07.03.2006 - (idw) Arbeitsgemeinschaft der Wissenschaftlichen Medizinischen Fachgesellschaften

DGAI - Aus Fehlern anderer lernen:
Anonymes Informationssystem erhöht Patientensicherheit

Nürnberg - Noch nie waren Narkosen so sicher wie heute. Die Deutsche Gesellschaft für Anästhesiologie und Intensivmedizin (DGAI) will die Patientensicherheit jedoch weiter verbessern. Deshalb startet sie ein anonymes Meldesystem, das die Zahl von Beinhahe-Fehlern im Krankenhaus reduzieren soll. In dem "Patienten-Sicherheits-Optimierungs-System" (PaSOS) werden Beinahe-Unfälle erfasst und die zugrunde liegenden Ursachen von einem Expertenteam analysiert. Die Ergebnisse samt Analyse stehen anschließend allen beteiligten Kliniken zur Verfügung. Vorbild ist die Luftfahrt, die mit der Analyse von Beinahe-Unfällen seit langem ihre Sicherheit erhöht. "So kann jeder Teilnehmer aus den Fehlern anderer lernen", fasst Dr. med. Alexander Schleppers, Ärztlicher Geschäftsführer der DGAI, die Idee des Projekts zusammen. Denn kritische Ereignisse, die nicht zu einer Schädigung von Patienten führen, sind im Krankenhaus an der Tagesordnung. Heute weiß man: In den meisten Fällen ist es nicht mangelndes Fachwissen, sondern eine unglückliche Verkettung von Ereignissen, welche die Beinahe-Fehler hervorrufen: Müdigkeit, Ablenkung oder organisatorische Mängel zum Beispiel. So ist denn auch die Hälfte aller Zwischenfälle vermeidbar, schätzen Experten.
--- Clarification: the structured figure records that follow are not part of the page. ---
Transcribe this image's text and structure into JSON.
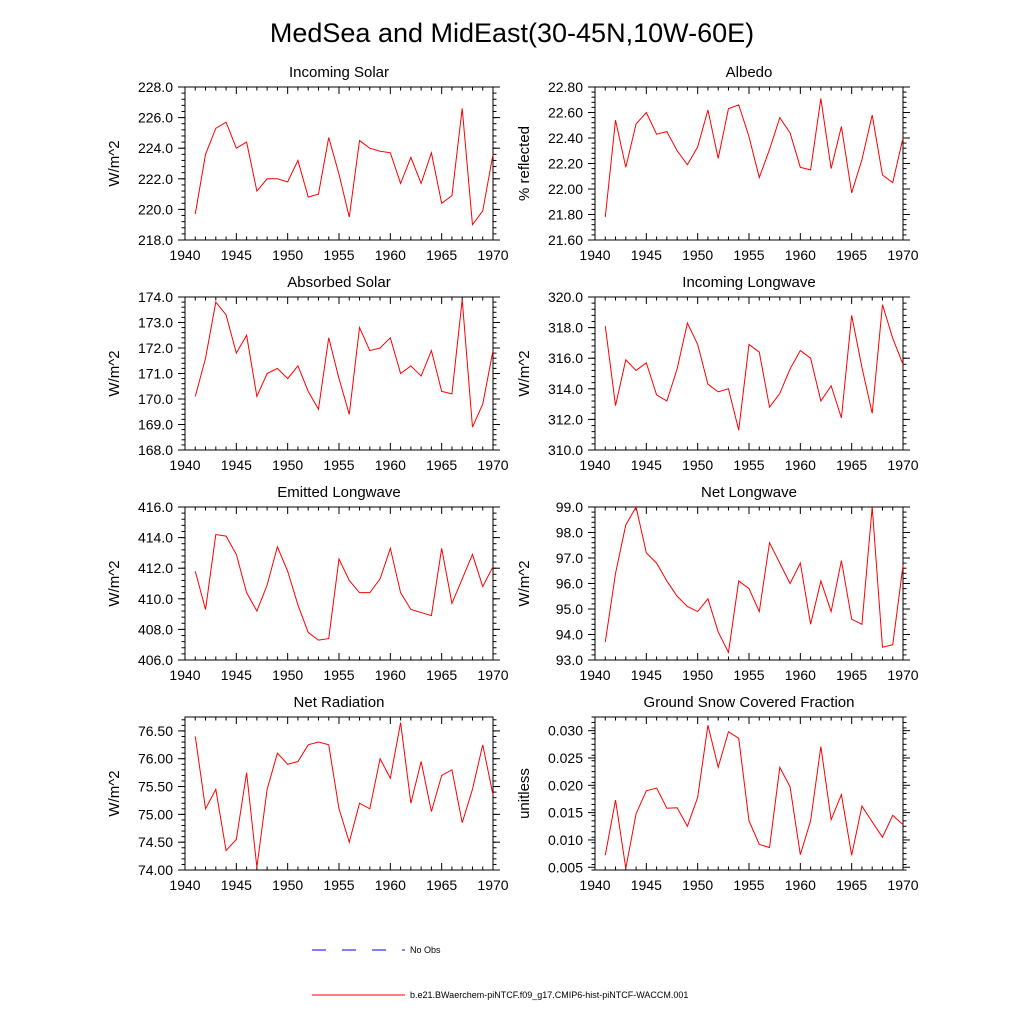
{
  "title": "MedSea and MidEast(30-45N,10W-60E)",
  "colors": {
    "model_line": "#ff0000",
    "obs_line": "#0000ff",
    "axis": "#000000"
  },
  "legend": {
    "obs_label": "No Obs",
    "model_label": "b.e21.BWaerchem-piNTCF.f09_g17.CMIP6-hist-piNTCF-WACCM.001"
  },
  "chart_data": [
    {
      "type": "line",
      "title": "Incoming Solar",
      "ylabel": "W/m^2",
      "xlim": [
        1940,
        1970
      ],
      "ylim": [
        218.0,
        228.0
      ],
      "xticks": [
        1940,
        1945,
        1950,
        1955,
        1960,
        1965,
        1970
      ],
      "yticks": [
        218.0,
        220.0,
        222.0,
        224.0,
        226.0,
        228.0
      ],
      "ytick_labels": [
        "218.0",
        "220.0",
        "222.0",
        "224.0",
        "226.0",
        "228.0"
      ],
      "x": [
        1941,
        1942,
        1943,
        1944,
        1945,
        1946,
        1947,
        1948,
        1949,
        1950,
        1951,
        1952,
        1953,
        1954,
        1955,
        1956,
        1957,
        1958,
        1959,
        1960,
        1961,
        1962,
        1963,
        1964,
        1965,
        1966,
        1967,
        1968,
        1969,
        1970
      ],
      "series": [
        {
          "values": [
            219.7,
            223.6,
            225.3,
            225.7,
            224.0,
            224.4,
            221.2,
            222.0,
            222.0,
            221.8,
            223.2,
            220.8,
            221.0,
            224.7,
            222.3,
            219.5,
            224.5,
            224.0,
            223.8,
            223.7,
            221.7,
            223.4,
            221.7,
            223.7,
            220.4,
            220.9,
            226.6,
            219.0,
            219.9,
            223.6
          ]
        }
      ]
    },
    {
      "type": "line",
      "title": "Albedo",
      "ylabel": "% reflected",
      "xlim": [
        1940,
        1970
      ],
      "ylim": [
        21.6,
        22.8
      ],
      "xticks": [
        1940,
        1945,
        1950,
        1955,
        1960,
        1965,
        1970
      ],
      "yticks": [
        21.6,
        21.8,
        22.0,
        22.2,
        22.4,
        22.6,
        22.8
      ],
      "ytick_labels": [
        "21.60",
        "21.80",
        "22.00",
        "22.20",
        "22.40",
        "22.60",
        "22.80"
      ],
      "x": [
        1941,
        1942,
        1943,
        1944,
        1945,
        1946,
        1947,
        1948,
        1949,
        1950,
        1951,
        1952,
        1953,
        1954,
        1955,
        1956,
        1957,
        1958,
        1959,
        1960,
        1961,
        1962,
        1963,
        1964,
        1965,
        1966,
        1967,
        1968,
        1969,
        1970
      ],
      "series": [
        {
          "values": [
            21.78,
            22.54,
            22.17,
            22.51,
            22.6,
            22.43,
            22.45,
            22.3,
            22.19,
            22.33,
            22.62,
            22.24,
            22.63,
            22.66,
            22.41,
            22.09,
            22.31,
            22.56,
            22.44,
            22.17,
            22.15,
            22.71,
            22.16,
            22.49,
            21.97,
            22.23,
            22.58,
            22.11,
            22.05,
            22.4
          ]
        }
      ]
    },
    {
      "type": "line",
      "title": "Absorbed Solar",
      "ylabel": "W/m^2",
      "xlim": [
        1940,
        1970
      ],
      "ylim": [
        168.0,
        174.0
      ],
      "xticks": [
        1940,
        1945,
        1950,
        1955,
        1960,
        1965,
        1970
      ],
      "yticks": [
        168.0,
        169.0,
        170.0,
        171.0,
        172.0,
        173.0,
        174.0
      ],
      "ytick_labels": [
        "168.0",
        "169.0",
        "170.0",
        "171.0",
        "172.0",
        "173.0",
        "174.0"
      ],
      "x": [
        1941,
        1942,
        1943,
        1944,
        1945,
        1946,
        1947,
        1948,
        1949,
        1950,
        1951,
        1952,
        1953,
        1954,
        1955,
        1956,
        1957,
        1958,
        1959,
        1960,
        1961,
        1962,
        1963,
        1964,
        1965,
        1966,
        1967,
        1968,
        1969,
        1970
      ],
      "series": [
        {
          "values": [
            170.1,
            171.6,
            173.8,
            173.3,
            171.8,
            172.5,
            170.1,
            171.0,
            171.2,
            170.8,
            171.3,
            170.3,
            169.6,
            172.4,
            170.8,
            169.4,
            172.8,
            171.9,
            172.0,
            172.4,
            171.0,
            171.3,
            170.9,
            171.9,
            170.3,
            170.2,
            173.9,
            168.9,
            169.8,
            171.9
          ]
        }
      ]
    },
    {
      "type": "line",
      "title": "Incoming Longwave",
      "ylabel": "W/m^2",
      "xlim": [
        1940,
        1970
      ],
      "ylim": [
        310.0,
        320.0
      ],
      "xticks": [
        1940,
        1945,
        1950,
        1955,
        1960,
        1965,
        1970
      ],
      "yticks": [
        310.0,
        312.0,
        314.0,
        316.0,
        318.0,
        320.0
      ],
      "ytick_labels": [
        "310.0",
        "312.0",
        "314.0",
        "316.0",
        "318.0",
        "320.0"
      ],
      "x": [
        1941,
        1942,
        1943,
        1944,
        1945,
        1946,
        1947,
        1948,
        1949,
        1950,
        1951,
        1952,
        1953,
        1954,
        1955,
        1956,
        1957,
        1958,
        1959,
        1960,
        1961,
        1962,
        1963,
        1964,
        1965,
        1966,
        1967,
        1968,
        1969,
        1970
      ],
      "series": [
        {
          "values": [
            318.1,
            312.9,
            315.9,
            315.2,
            315.7,
            313.6,
            313.2,
            315.3,
            318.3,
            316.9,
            314.3,
            313.8,
            314.0,
            311.3,
            316.9,
            316.4,
            312.8,
            313.7,
            315.3,
            316.5,
            316.0,
            313.2,
            314.2,
            312.1,
            318.8,
            315.4,
            312.4,
            319.5,
            317.3,
            315.6
          ]
        }
      ]
    },
    {
      "type": "line",
      "title": "Emitted Longwave",
      "ylabel": "W/m^2",
      "xlim": [
        1940,
        1970
      ],
      "ylim": [
        406.0,
        416.0
      ],
      "xticks": [
        1940,
        1945,
        1950,
        1955,
        1960,
        1965,
        1970
      ],
      "yticks": [
        406.0,
        408.0,
        410.0,
        412.0,
        414.0,
        416.0
      ],
      "ytick_labels": [
        "406.0",
        "408.0",
        "410.0",
        "412.0",
        "414.0",
        "416.0"
      ],
      "x": [
        1941,
        1942,
        1943,
        1944,
        1945,
        1946,
        1947,
        1948,
        1949,
        1950,
        1951,
        1952,
        1953,
        1954,
        1955,
        1956,
        1957,
        1958,
        1959,
        1960,
        1961,
        1962,
        1963,
        1964,
        1965,
        1966,
        1967,
        1968,
        1969,
        1970
      ],
      "series": [
        {
          "values": [
            411.8,
            409.3,
            414.2,
            414.1,
            412.9,
            410.4,
            409.2,
            410.9,
            413.4,
            411.8,
            409.6,
            407.8,
            407.3,
            407.4,
            412.6,
            411.2,
            410.4,
            410.4,
            411.3,
            413.3,
            410.4,
            409.3,
            409.1,
            408.9,
            413.3,
            409.7,
            411.3,
            412.9,
            410.8,
            412.1
          ]
        }
      ]
    },
    {
      "type": "line",
      "title": "Net Longwave",
      "ylabel": "W/m^2",
      "xlim": [
        1940,
        1970
      ],
      "ylim": [
        93.0,
        99.0
      ],
      "xticks": [
        1940,
        1945,
        1950,
        1955,
        1960,
        1965,
        1970
      ],
      "yticks": [
        93.0,
        94.0,
        95.0,
        96.0,
        97.0,
        98.0,
        99.0
      ],
      "ytick_labels": [
        "93.0",
        "94.0",
        "95.0",
        "96.0",
        "97.0",
        "98.0",
        "99.0"
      ],
      "x": [
        1941,
        1942,
        1943,
        1944,
        1945,
        1946,
        1947,
        1948,
        1949,
        1950,
        1951,
        1952,
        1953,
        1954,
        1955,
        1956,
        1957,
        1958,
        1959,
        1960,
        1961,
        1962,
        1963,
        1964,
        1965,
        1966,
        1967,
        1968,
        1969,
        1970
      ],
      "series": [
        {
          "values": [
            93.7,
            96.4,
            98.3,
            99.0,
            97.2,
            96.8,
            96.1,
            95.5,
            95.1,
            94.9,
            95.4,
            94.1,
            93.3,
            96.1,
            95.8,
            94.9,
            97.6,
            96.8,
            96.0,
            96.8,
            94.4,
            96.1,
            94.9,
            96.9,
            94.6,
            94.4,
            99.0,
            93.5,
            93.6,
            96.7
          ]
        }
      ]
    },
    {
      "type": "line",
      "title": "Net Radiation",
      "ylabel": "W/m^2",
      "xlim": [
        1940,
        1970
      ],
      "ylim": [
        74.0,
        76.75
      ],
      "xticks": [
        1940,
        1945,
        1950,
        1955,
        1960,
        1965,
        1970
      ],
      "yticks": [
        74.0,
        74.5,
        75.0,
        75.5,
        76.0,
        76.5
      ],
      "ytick_labels": [
        "74.00",
        "74.50",
        "75.00",
        "75.50",
        "76.00",
        "76.50"
      ],
      "x": [
        1941,
        1942,
        1943,
        1944,
        1945,
        1946,
        1947,
        1948,
        1949,
        1950,
        1951,
        1952,
        1953,
        1954,
        1955,
        1956,
        1957,
        1958,
        1959,
        1960,
        1961,
        1962,
        1963,
        1964,
        1965,
        1966,
        1967,
        1968,
        1969,
        1970
      ],
      "series": [
        {
          "values": [
            76.4,
            75.1,
            75.45,
            74.35,
            74.55,
            75.75,
            74.05,
            75.45,
            76.1,
            75.9,
            75.95,
            76.25,
            76.3,
            76.25,
            75.1,
            74.5,
            75.2,
            75.1,
            76.0,
            75.65,
            76.65,
            75.2,
            75.95,
            75.05,
            75.7,
            75.8,
            74.85,
            75.45,
            76.25,
            75.35
          ]
        }
      ]
    },
    {
      "type": "line",
      "title": "Ground Snow Covered Fraction",
      "ylabel": "unitless",
      "xlim": [
        1940,
        1970
      ],
      "ylim": [
        0.0045,
        0.0325
      ],
      "xticks": [
        1940,
        1945,
        1950,
        1955,
        1960,
        1965,
        1970
      ],
      "yticks": [
        0.005,
        0.01,
        0.015,
        0.02,
        0.025,
        0.03
      ],
      "ytick_labels": [
        "0.005",
        "0.010",
        "0.015",
        "0.020",
        "0.025",
        "0.030"
      ],
      "x": [
        1941,
        1942,
        1943,
        1944,
        1945,
        1946,
        1947,
        1948,
        1949,
        1950,
        1951,
        1952,
        1953,
        1954,
        1955,
        1956,
        1957,
        1958,
        1959,
        1960,
        1961,
        1962,
        1963,
        1964,
        1965,
        1966,
        1967,
        1968,
        1969,
        1970
      ],
      "series": [
        {
          "values": [
            0.0072,
            0.0173,
            0.0048,
            0.0148,
            0.019,
            0.0195,
            0.0158,
            0.0159,
            0.0125,
            0.0178,
            0.031,
            0.0233,
            0.0298,
            0.0286,
            0.0135,
            0.0092,
            0.0086,
            0.0233,
            0.0197,
            0.0073,
            0.0135,
            0.0271,
            0.0137,
            0.0183,
            0.0072,
            0.0162,
            0.0133,
            0.0105,
            0.0145,
            0.0128
          ]
        }
      ]
    }
  ]
}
Mit Hilfe von PaSOS soll die Patientensicherheit nun weiter erhöht werden. Das wichtigste Prinzip des Systems ist die Anonymität: Jeder Mitarbeiter einer Abteilung - ob Arzt oder Pflegender - kann Vorkommnisse melden. Sie werden geschützt ins zentrale System eingespeist und anonymisiert. "So kann niemand später aufgrund seiner freiwilligen Angaben zur Rechenschaft gezogen werden", erläutert Schleppers. Der anonymisierte Fallbericht steht inklusive einer Expertenanalyse anderen Kliniken zur Verfügung. Die Mitarbeiter der berichtenden Abteilung erhalten zudem ein Feedback, damit sie die Fehlerquelle möglichst rasch beseitigen können.

Andererseits kann ein gutes "Patienten-Sicherheits-Optimierungs-System" mehr als nur Ereignisse zu analysieren: Die konkreten Fallanalysen und die offiziellen Rückmeldungen erhöhen auch den Druck auf Krankenhausleitung und Hersteller medizinischer Geräte, bestehende Proleme auszuräumen, glaubt der ärztliche Geschäftsführer: "Das bringt oft mehr, als eine vage mündliche Mitteilung." Darüber hinaus kann es, wenn es systemische Fehler entdeckt, auch in zielgerichteten Weiter- und Fortbildungsempfehlungen münden. "Damit leistet PaSOS einen wichtigen Beitrag zur Prozessverbesserung in Kliniken", so Schleppers weiter.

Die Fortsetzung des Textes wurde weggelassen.